The Best: Quarterback
In our series, The Best, our experts identify the best quarterback in the NFL.
Editor's note: Our two-week series, "The Best," looks at the NFL's best in a number of key categories.
The Best: Quarterback
Jeffri Chadiha: Peyton Manning, QB, Colts
He edges Tom Brady because he finally has a Super Bowl ring. Manning runs the Colts' high-powered offense with stunning efficiency and he's blessed with an impressive combination of both intelligence and instincts. And as good as he is, he has a strong work ethic that enables him to stay at the top of his game year in and year out. His critics knock his poise when he faces heavy pressure but that's really the only bad thing you can say about the guy.
The Peyton Manning-Tom Brady debate wages on now just like the Joe Montana-Dan Marino quarterback debate raged in the 1980s. Montana won out against Marino because of the Super Bowl titles. While Brady still has the edge in Super Bowl titles (3 to 1), Manning made a huge step this past season, winning his first title. While Brady was winning his three Super Bowls, Manning struggled to find a way to beat Bill Belichick's defense. But over the past two years, Manning has figured out how to beat the Patriots, leading the Colts to three straight wins over their AFC rivals.
Merril Hoge: Manning
The best quarterback in the league is Peyton Manning. There are other quarterbacks in the league who possess his mental and physical toughness. There are quarterbacks in the league who have an arm as strong or stronger than his. But there is no quarterback in the league who combines those talents the way Manning does.
His knowledge of the game has been covered ad nauseam. He's a film room rat who knows everything the defense is going to do and everything his offense is capable of doing. But it's his passion to be great that stands out to me. Manning has practiced to be a great NFL quarterback since he was in short pants. I'm not talking about practicing to be just an NFL quarterback, but a great one. He knew growing up that every moment in the film room and weight room put him that much closer to being a great player.

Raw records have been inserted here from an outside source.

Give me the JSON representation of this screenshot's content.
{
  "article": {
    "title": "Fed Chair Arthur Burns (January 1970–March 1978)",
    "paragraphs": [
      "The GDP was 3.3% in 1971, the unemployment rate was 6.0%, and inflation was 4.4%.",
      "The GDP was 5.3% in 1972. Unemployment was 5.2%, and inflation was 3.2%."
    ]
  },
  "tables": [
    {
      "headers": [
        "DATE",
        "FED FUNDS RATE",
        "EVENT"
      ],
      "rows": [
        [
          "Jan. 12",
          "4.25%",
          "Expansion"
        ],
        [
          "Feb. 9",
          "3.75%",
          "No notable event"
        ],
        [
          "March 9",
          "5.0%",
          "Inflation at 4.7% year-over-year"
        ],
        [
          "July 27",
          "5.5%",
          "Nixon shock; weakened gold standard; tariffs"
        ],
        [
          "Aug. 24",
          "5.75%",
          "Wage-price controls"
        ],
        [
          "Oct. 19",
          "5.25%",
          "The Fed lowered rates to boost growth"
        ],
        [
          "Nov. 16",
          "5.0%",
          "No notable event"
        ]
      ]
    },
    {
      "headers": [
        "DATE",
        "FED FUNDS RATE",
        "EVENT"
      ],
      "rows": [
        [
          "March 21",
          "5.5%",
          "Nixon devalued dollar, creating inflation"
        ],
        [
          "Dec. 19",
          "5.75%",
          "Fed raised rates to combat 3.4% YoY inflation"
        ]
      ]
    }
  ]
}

Now he's reached that mark and he's still putting in the work and sweat to be even better every day.
Over the next two weeks, our series, "The Best," will look at the NFL's best in a number of key categories.
• May 28: Player to start with | Vote
• May 29: Quarterback | Vote
• May 30: Coach | Vote
• May 31: Wide receiver | Vote
• June 1: Player you've never heard of | Quiz
• June 4: Defensive player
• June 5: Running back
• June 6: Leader
• June 7: Rookie
• June 8: Owner
This question will be debated for the next 50 years: Tony Romo or Peyton Manning?
No, the great Manning-Tom Brady debate will be passed down to future generations of bloggers. Since my efforts to abstain from this argument have been rebuffed, I'm going to say Manning is the best quarterback in the league. Of course, Brady will always be able to "scoreboard" Manning on Super Bowl titles unless the Colts make a remarkable run. Brady led the Patriots to three world titles in four years with less talent around him than Manning had. Of course, he also had a better defense, but let's come back to that another time. If we based this solely on winning, Brady's obviously your guy.
In addition to his first Super Bowl win in February, Manning had one of the most magical seasons in league history in 2004, when he threw 49 touchdowns against only 10 interceptions to break Dan Marino's record. Manning, a nine-year veteran, already has two more touchdown passes than 49ers great Joe Montana, who played 15 seasons. He may end up being the greatest quarterback in league history, and since he's still in his prime, I have a hard time putting anyone in front of him. Since I'm limited to 100 words here, and can't possibly build a strong argument for Manning in that amount of space, please join me on the Hashmarks blog for further discussion.
Len Pasquarelli: Manning
With the Indianapolis Colts' victory in Super Bowl XLI, Peyton Manning checked the last item on the career to-do list that most critics look to in assessing great quarterbacks. Truth be told, the nine-year veteran qualified long before he won his first Super Bowl ring, but the victory over the Chicago Bears filled out his résumé nicely, and hopefully silenced whatever few detractors remained.
When it comes to just the physical art of throwing a football, only a few quarterbacks in history belong in Manning's class, even though several might have had superior arm strength. But in terms of the complete package -- what transpires in the huddle, at the line of scrimmage and then when the ball is snapped -- Manning is unparalleled. And his study habits, which make him one of the smartest ever to play the position, are singular as well. Think about this: In the history of the NFL, only 10 times have other quarterbacks posted seasons with passer ratings of 104.0 or better. Manning, who has won the past three passing championships, has an efficiency rating of 105.8 for the last four campaigns. With an apology to Tom Brady of New England, arguably the only other quarterback who belongs in Manning's galaxy, there is none better. Manning has said he plans to play another eight or nine seasons and, if that's the case, he'll put every league passing record out of reach.